«- Monsieur a choisi ?»
«- Oui, vous me mettrez de l’Amour, le grand, le vrai, celui qui fait tourner la tête ! Donnez-moi cette personne unique, qui m’apportera ce qui me manque dans ma vie !»
«- Des frites avec ?»
«- Oui, fieu, avec de la mayo.»
Grands déçus des sentiments ou bourreaux des cœurs ? La petite histoire ne dit pas dans quel camp Gilles Dal et Johan De Moor se retrouvent. Toujours est-il qu’ils en ont gros sur la patate et ne se privent pas de donner leur avis à ce sujet. La vie à deux, essai métaphysique comme seul l’humour belge est capable d’en inspirer, analyse, décrypte et dénonce les idées reçues à propos du couple, du mariage et de tout ce qui s’ensuit. Mêlant la tradition surréaliste des artistes du Plat Pays au minimalisme du Coconino County cher à George Herriman, l’ouvrage, pourtant publié aux honorables éditions du Lombard, détonne de par son allure expérimentale. En effet, le fil narratif suit une route connue de lui seul, fait des pauses inopinées juste pour le plaisir, multiplie les apartés, souligne son propos par des exemples sortis d’on ne sait où, pour finalement continuer son petit bonhomme de chemin comme si de rien n’était. Ah oui, le plus important, c’est hilarant et tragique à la fois, comme un soir de novembre pluvieux du côté de Knokke-le-Zoute (note à l’éditeur : penser à mettre une chanson de Brel en fond sonore).

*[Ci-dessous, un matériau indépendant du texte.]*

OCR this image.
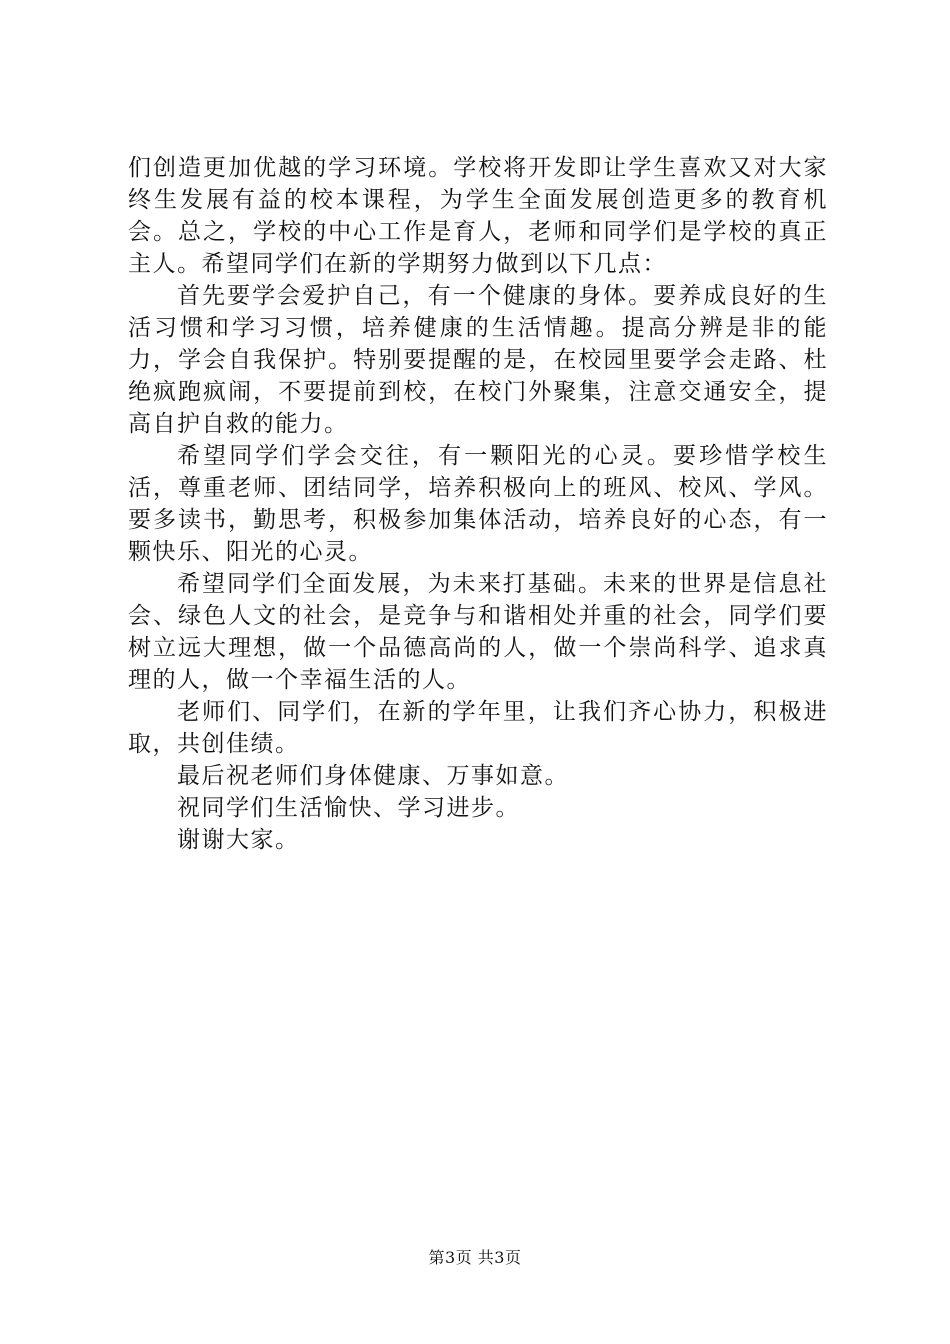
们创造更加优越的学习环境。学校将开发即让学生喜欢又对大家终生发展有益的校本课程，为学生全面发展创造更多的教育机会。总之，学校的中心工作是育人，老师和同学们是学校的真正主人。希望同学们在新的学期努力做到以下几点：

首先要学会爱护自己，有一个健康的身体。要养成良好的生活习惯和学习习惯，培养健康的生活情趣。提高分辨是非的能力，学会自我保护。特别要提醒的是，在校园里要学会走路、杜绝疯跑疯闹，不要提前到校，在校门外聚集，注意交通安全，提高自护自救的能力。

希望同学们学会交往，有一颗阳光的心灵。要珍惜学校生活，尊重老师、团结同学，培养积极向上的班风、校风、学风。要多读书，勤思考，积极参加集体活动，培养良好的心态，有一颗快乐、阳光的心灵。

希望同学们全面发展，为未来打基础。未来的世界是信息社会、绿色人文的社会，是竞争与和谐相处并重的社会，同学们要树立远大理想，做一个品德高尚的人，做一个崇尚科学、追求真理的人，做一个幸福生活的人。

老师们、同学们，在新的学年里，让我们齐心协力，积极进取，共创佳绩。

最后祝老师们身体健康、万事如意。

祝同学们生活愉快、学习进步。

谢谢大家。

第3页 共3页
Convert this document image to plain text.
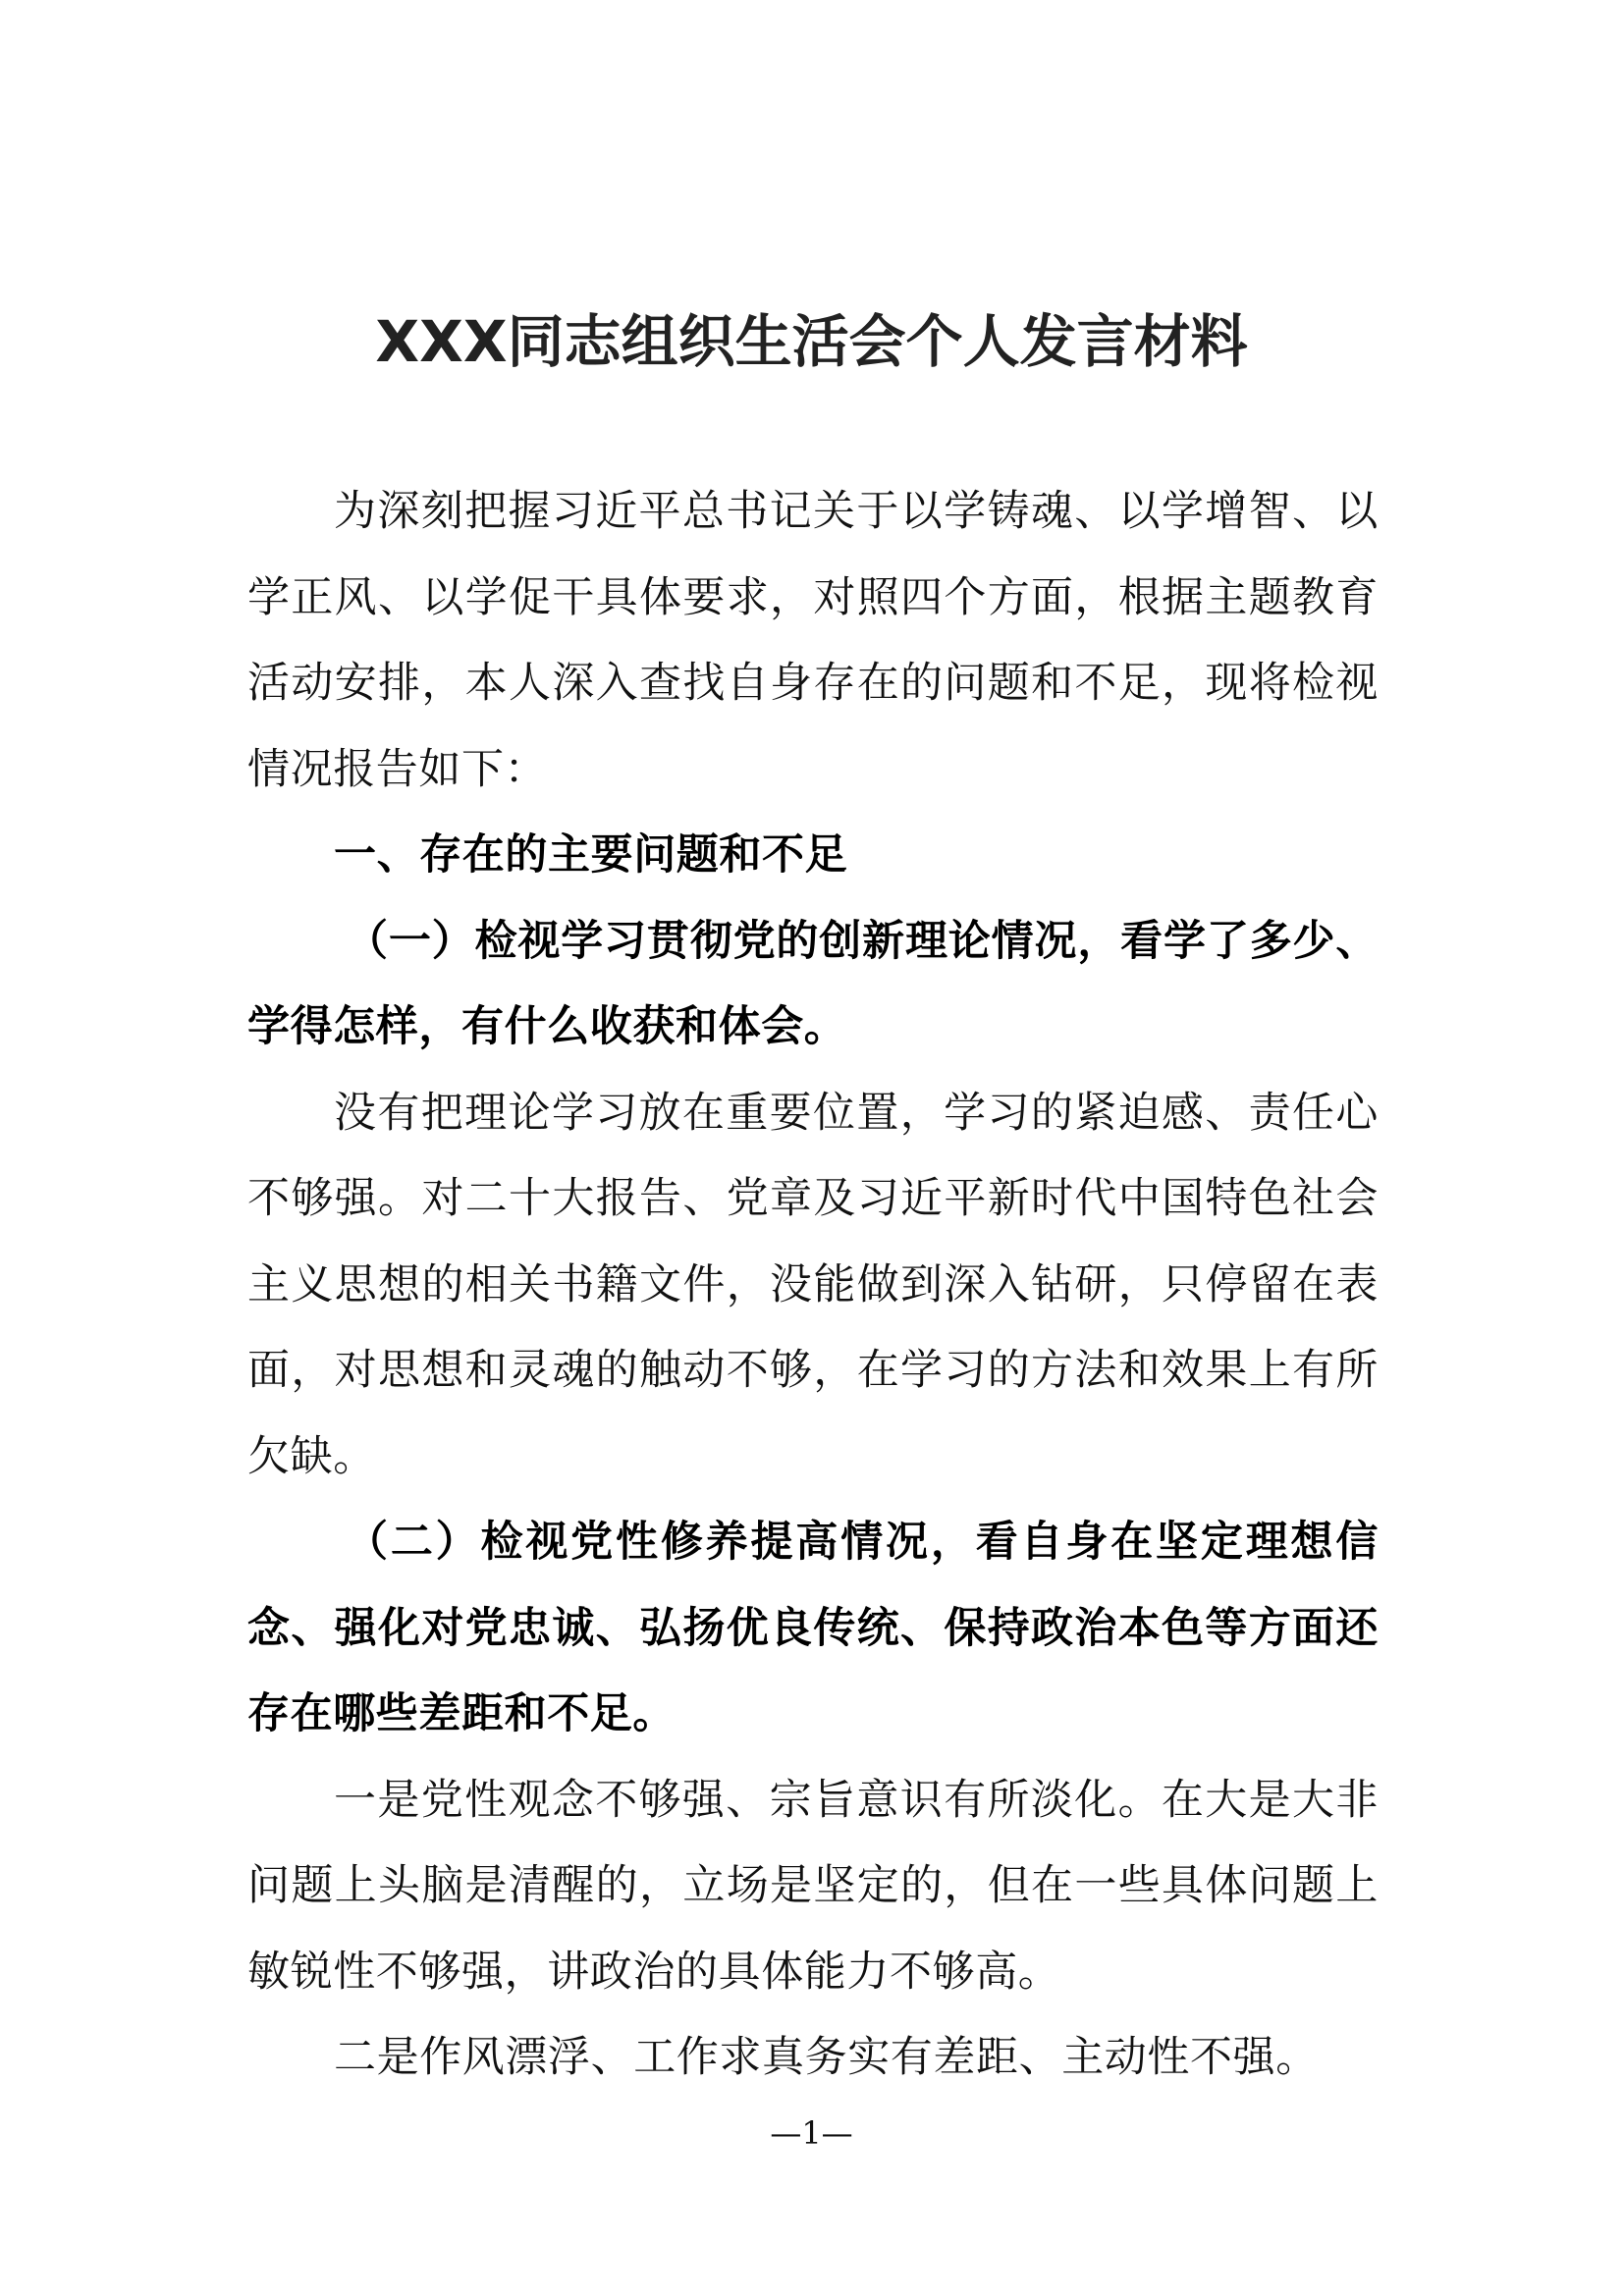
XXX同志组织生活会个人发言材料

为深刻把握习近平总书记关于以学铸魂、以学增智、以学正风、以学促干具体要求，对照四个方面，根据主题教育活动安排，本人深入查找自身存在的问题和不足，现将检视情况报告如下：

一、存在的主要问题和不足

（一）检视学习贯彻党的创新理论情况，看学了多少、学得怎样，有什么收获和体会。

没有把理论学习放在重要位置，学习的紧迫感、责任心不够强。对二十大报告、党章及习近平新时代中国特色社会主义思想的相关书籍文件，没能做到深入钻研，只停留在表面，对思想和灵魂的触动不够，在学习的方法和效果上有所欠缺。

（二）检视党性修养提高情况，看自身在坚定理想信念、强化对党忠诚、弘扬优良传统、保持政治本色等方面还存在哪些差距和不足。

一是党性观念不够强、宗旨意识有所淡化。在大是大非问题上头脑是清醒的，立场是坚定的，但在一些具体问题上敏锐性不够强，讲政治的具体能力不够高。

二是作风漂浮、工作求真务实有差距、主动性不强。

—1—
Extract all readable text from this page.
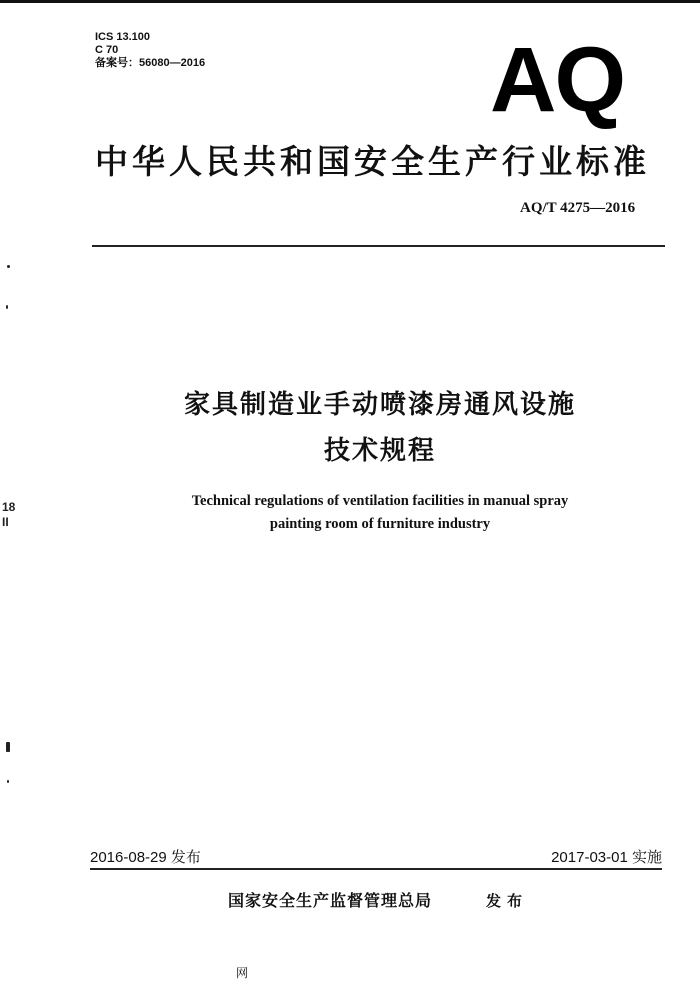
ICS 13.100
C 70
备案号：56080—2016	AQ
中华人民共和国安全生产行业标准
AQ/T 4275—2016
家具制造业手动喷漆房通风设施
技术规程
Technical regulations of ventilation facilities in manual spray
painting room of furniture industry
2016-08-29 发布	2017-03-01 实施
国家安全生产监督管理总局	发布
网
18
II
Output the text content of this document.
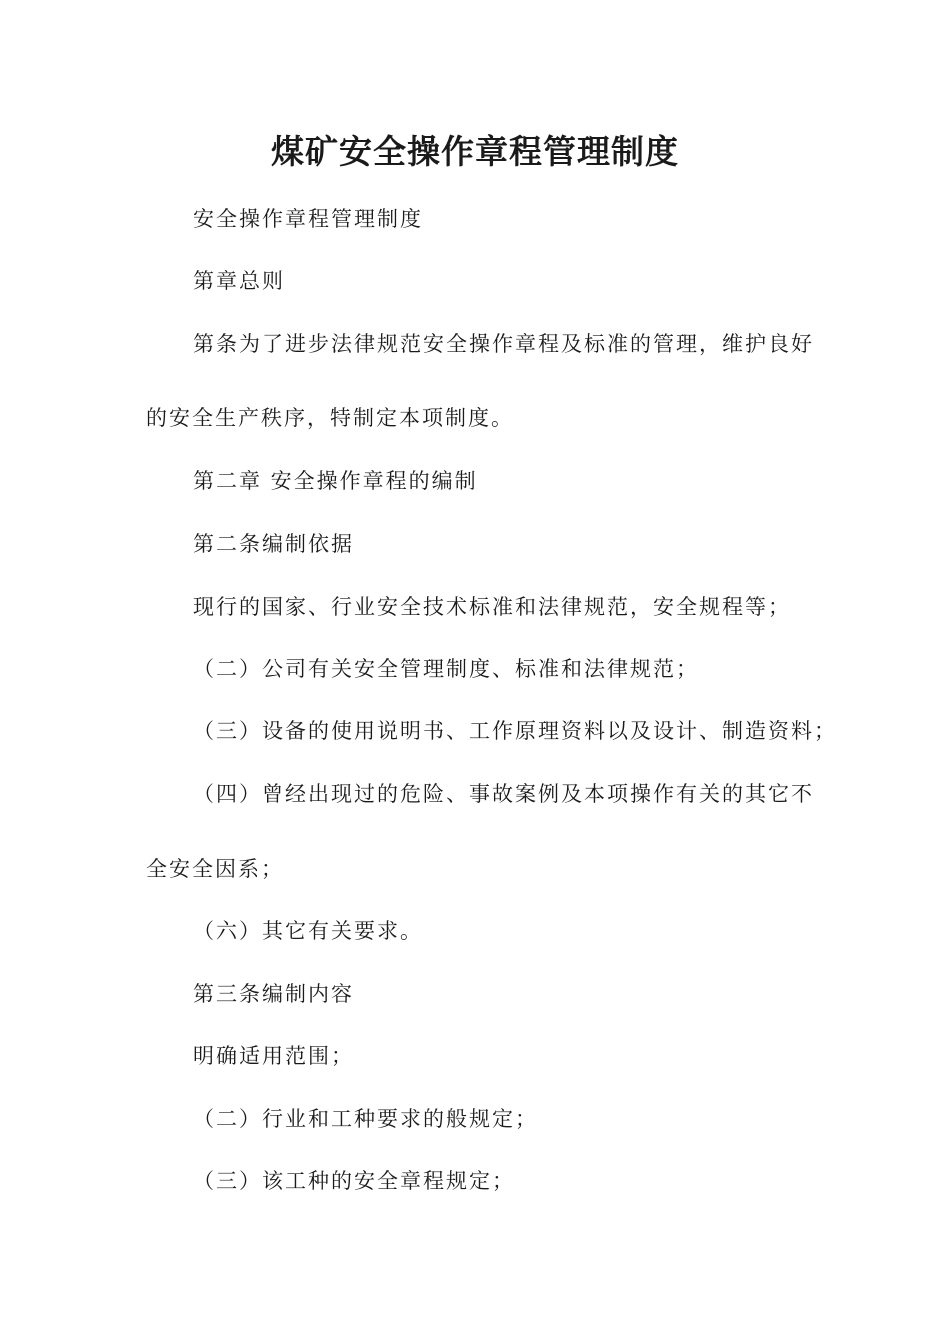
煤矿安全操作章程管理制度

安全操作章程管理制度

第章总则

第条为了进步法律规范安全操作章程及标准的管理，维护良好

的安全生产秩序，特制定本项制度。

第二章 安全操作章程的编制

第二条编制依据

现行的国家、行业安全技术标准和法律规范，安全规程等；

（二）公司有关安全管理制度、标准和法律规范；

（三）设备的使用说明书、工作原理资料以及设计、制造资料；

（四）曾经出现过的危险、事故案例及本项操作有关的其它不

全安全因系；

（六）其它有关要求。

第三条编制内容

明确适用范围；

（二）行业和工种要求的般规定；

（三）该工种的安全章程规定；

De la BD classique, il y en a aussi et de la bonne ; Johan n’est pas le fils de Bob pour rien, le lettrage hergéen à lui seul en fait foi. Par contre, l’auteur de La Vache est aussi un bricoleur graphique qui aime autant l’encre et le papier que la colle et les ciseaux. Heureusement, même sous son aspect foutraque et exubérant, l’album reste invariablement attaché à son postulat de départ et coule comme du petit lait (ou une bonne gueuze, suivant les goûts de chacun).
Habillé d’une rose aux effluves enivrantes, La vie à deux se dévoile sous des couleurs pastelles et douces. N’oubliez pas pour autant ses piquants acérés.